Para no hacérselas larga (una vez más, sin la intención de alburear), mi despertar sexual lo tuve a los catorce años -como muchas niñas precoces- el caso es que en vez de tirarle el chón a un morrito de mi edad, me aventé la gran puntada de seducir a un vecino guapísimo que, además de tener más de treinta años, era casado. Papá murió cuando yo tenía dieciocho añitos, pero para cuando lo enterramos y nos quedamos con una mano atrás y otra adelante, yo ya tenía un buen caminito recorrido en las artes de los placeres terrenales. No he de decir que era toda una mujer fatal, sino una chavita bien desmadrosa y con un historial respetable, si no largo, de aventuras.
¿Qué hace una chavita con apenas dieciocho abriles encima cuando de la noche a la mañana se le acaba el mundo como lo conoció? Podría inventarme un dramón de telenovela diciendo que “como quedé huerfanita me vi obligada a rodar por el arroyo pa’ tener con qué comprar frijolitos para mí y mis pobres hermanitos”, pero la neta es que no era para tanto. No podía tener los lujos de antes, pero comida, techo y vestido nunca faltó. La verdad es que lo que pasa con una chavita mimada que súbitamente pasa de niña de papi a niña de la calle, es que si ya era desobediente, se vuelve rebelde como la piel de Judas. De hecho, no sé si sea eso lo que pase en casos como el mío, pero fue al menos lo que pasó conmigo.

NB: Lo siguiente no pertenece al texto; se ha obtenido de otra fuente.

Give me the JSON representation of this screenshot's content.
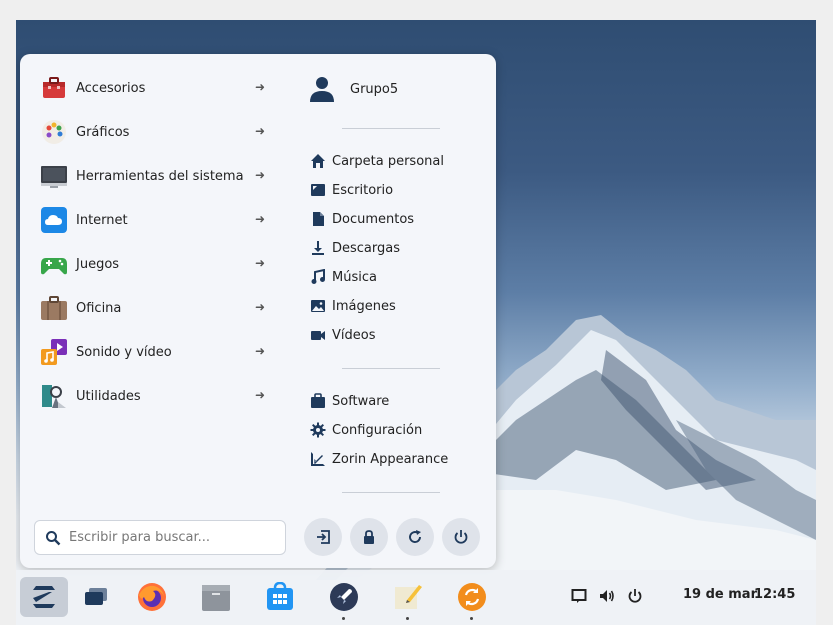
{
  "menu": {
    "categories": [
      {
        "label": "Accesorios"
      },
      {
        "label": "Gráficos"
      },
      {
        "label": "Herramientas del sistema"
      },
      {
        "label": "Internet"
      },
      {
        "label": "Juegos"
      },
      {
        "label": "Oficina"
      },
      {
        "label": "Sonido y vídeo"
      },
      {
        "label": "Utilidades"
      }
    ],
    "user": {
      "name": "Grupo5"
    },
    "places": [
      {
        "label": "Carpeta personal",
        "icon": "home-icon"
      },
      {
        "label": "Escritorio",
        "icon": "desktop-icon"
      },
      {
        "label": "Documentos",
        "icon": "document-icon"
      },
      {
        "label": "Descargas",
        "icon": "download-icon"
      },
      {
        "label": "Música",
        "icon": "music-icon"
      },
      {
        "label": "Imágenes",
        "icon": "image-icon"
      },
      {
        "label": "Vídeos",
        "icon": "video-icon"
      }
    ],
    "apps": [
      {
        "label": "Software",
        "icon": "briefcase-icon"
      },
      {
        "label": "Configuración",
        "icon": "gear-icon"
      },
      {
        "label": "Zorin Appearance",
        "icon": "zorin-appearance-icon"
      }
    ],
    "search": {
      "placeholder": "Escribir para buscar..."
    }
  },
  "taskbar": {
    "date": "19 de mar",
    "time": "12:45"
  },
  "colors": {
    "menu_bg": "#f4f6fa",
    "icon_dark": "#1f3a5c",
    "accent_blue": "#1c88e6",
    "taskbar_bg": "#eef1f6"
  }
}
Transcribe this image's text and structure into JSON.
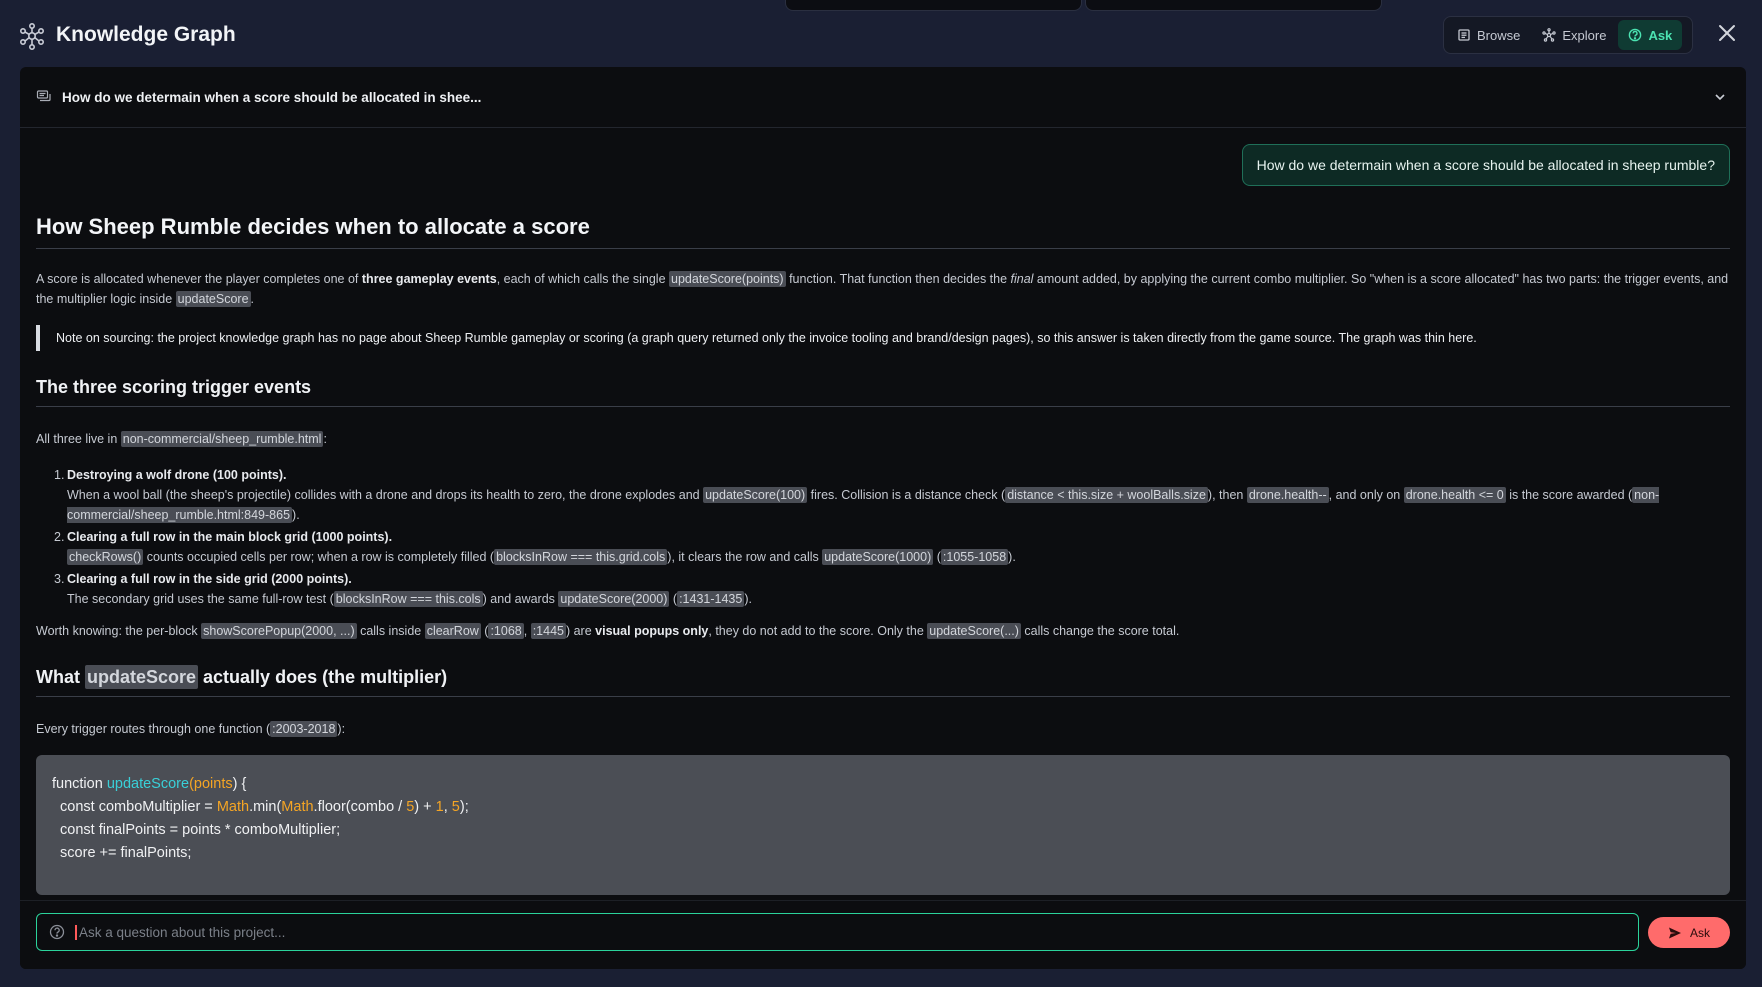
{
  "app": {
    "title": "Knowledge Graph"
  },
  "modes": [
    {
      "label": "Browse",
      "icon": "book-icon",
      "active": false
    },
    {
      "label": "Explore",
      "icon": "network-icon",
      "active": false
    },
    {
      "label": "Ask",
      "icon": "question-circle-icon",
      "active": true
    }
  ],
  "conversation": {
    "title": "How do we determain when a score should be allocated in shee...",
    "user_message": "How do we determain when a score should be allocated in sheep rumble?"
  },
  "answer": {
    "h1": "How Sheep Rumble decides when to allocate a score",
    "intro": {
      "t1": "A score is allocated whenever the player completes one of ",
      "b1": "three gameplay events",
      "t2": ", each of which calls the single ",
      "c1": "updateScore(points)",
      "t3": " function. That function then decides the ",
      "i1": "final",
      "t4": " amount added, by applying the current combo multiplier. So \"when is a score allocated\" has two parts: the trigger events, and the multiplier logic inside ",
      "c2": "updateScore",
      "t5": "."
    },
    "note": "Note on sourcing: the project knowledge graph has no page about Sheep Rumble gameplay or scoring (a graph query returned only the invoice tooling and brand/design pages), so this answer is taken directly from the game source. The graph was thin here.",
    "h2_triggers": "The three scoring trigger events",
    "triggers_intro": {
      "t1": "All three live in ",
      "c1": "non-commercial/sheep_rumble.html",
      "t2": ":"
    },
    "events": [
      {
        "num": "1.",
        "title": "Destroying a wolf drone (100 points).",
        "d1": "When a wool ball (the sheep's projectile) collides with a drone and drops its health to zero, the drone explodes and ",
        "c1": "updateScore(100)",
        "d2": " fires. Collision is a distance check (",
        "c2": "distance < this.size + woolBalls.size",
        "d3": "), then ",
        "c3": "drone.health--",
        "d4": ", and only on ",
        "c4": "drone.health <= 0",
        "d5": " is the score awarded (",
        "c5": "non-commercial/sheep_rumble.html:849-865",
        "d6": ")."
      },
      {
        "num": "2.",
        "title": "Clearing a full row in the main block grid (1000 points).",
        "c1": "checkRows()",
        "d1": " counts occupied cells per row; when a row is completely filled (",
        "c2": "blocksInRow === this.grid.cols",
        "d2": "), it clears the row and calls ",
        "c3": "updateScore(1000)",
        "d3": " (",
        "c4": ":1055-1058",
        "d4": ")."
      },
      {
        "num": "3.",
        "title": "Clearing a full row in the side grid (2000 points).",
        "d1": "The secondary grid uses the same full-row test (",
        "c1": "blocksInRow === this.cols",
        "d2": ") and awards ",
        "c2": "updateScore(2000)",
        "d3": " (",
        "c3": ":1431-1435",
        "d4": ")."
      }
    ],
    "worth": {
      "t1": "Worth knowing: the per-block ",
      "c1": "showScorePopup(2000, ...)",
      "t2": " calls inside ",
      "c2": "clearRow",
      "t3": " (",
      "c3": ":1068",
      "t4": ", ",
      "c4": ":1445",
      "t5": ") are ",
      "b1": "visual popups only",
      "t6": ", they do not add to the score. Only the ",
      "c5": "updateScore(...)",
      "t7": " calls change the score total."
    },
    "h2_update": {
      "t1": "What ",
      "c1": "updateScore",
      "t2": " actually does (the multiplier)"
    },
    "update_intro": {
      "t1": "Every trigger routes through one function (",
      "c1": ":2003-2018",
      "t2": "):"
    },
    "code": {
      "l1_kw": "function ",
      "l1_fn": "updateScore",
      "l1_p1": "(",
      "l1_arg": "points",
      "l1_p2": ") {",
      "l2_a": "  const comboMultiplier = ",
      "l2_cls1": "Math",
      "l2_b": ".min(",
      "l2_cls2": "Math",
      "l2_c": ".floor(combo / ",
      "l2_n1": "5",
      "l2_d": ") + ",
      "l2_n2": "1",
      "l2_e": ", ",
      "l2_n3": "5",
      "l2_f": ");",
      "l3": "  const finalPoints = points * comboMultiplier;",
      "l4": "  score += finalPoints;"
    }
  },
  "input": {
    "placeholder": "Ask a question about this project...",
    "value": ""
  },
  "ask_button": {
    "label": "Ask"
  },
  "colors": {
    "accent": "#2bd39b",
    "ask_button": "#ff6b6b",
    "background": "#1a1f33",
    "panel": "#0c0d10"
  }
}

Me volví incontrolable. Abandoné la escuela y me puse a chambear, primero de instructora de spinning, pero luego me armé de valor y pedí chamba en un Table. Con eso -aunque no iba todos los días- ganaba una lanota, mucho más que suficiente, para pagar mis gastos y gustos. De encueratríz trabajaba sólo los viernes y sábados.
Como mis noches eran de juerga y las pasaba en los brazos de señores a los que dejaba que me metieran mano, decidí que mis días los pasaría echando relajo con chavos de mi edad. Conocí a unos cuates de la Portales (la tales-por-cuales). Con ellos me sentía como cualquier chavita desmadrosa. Claro, eran unos rufianazos de esos con los que tan bien me llevo, pero muy tiernos conmigo.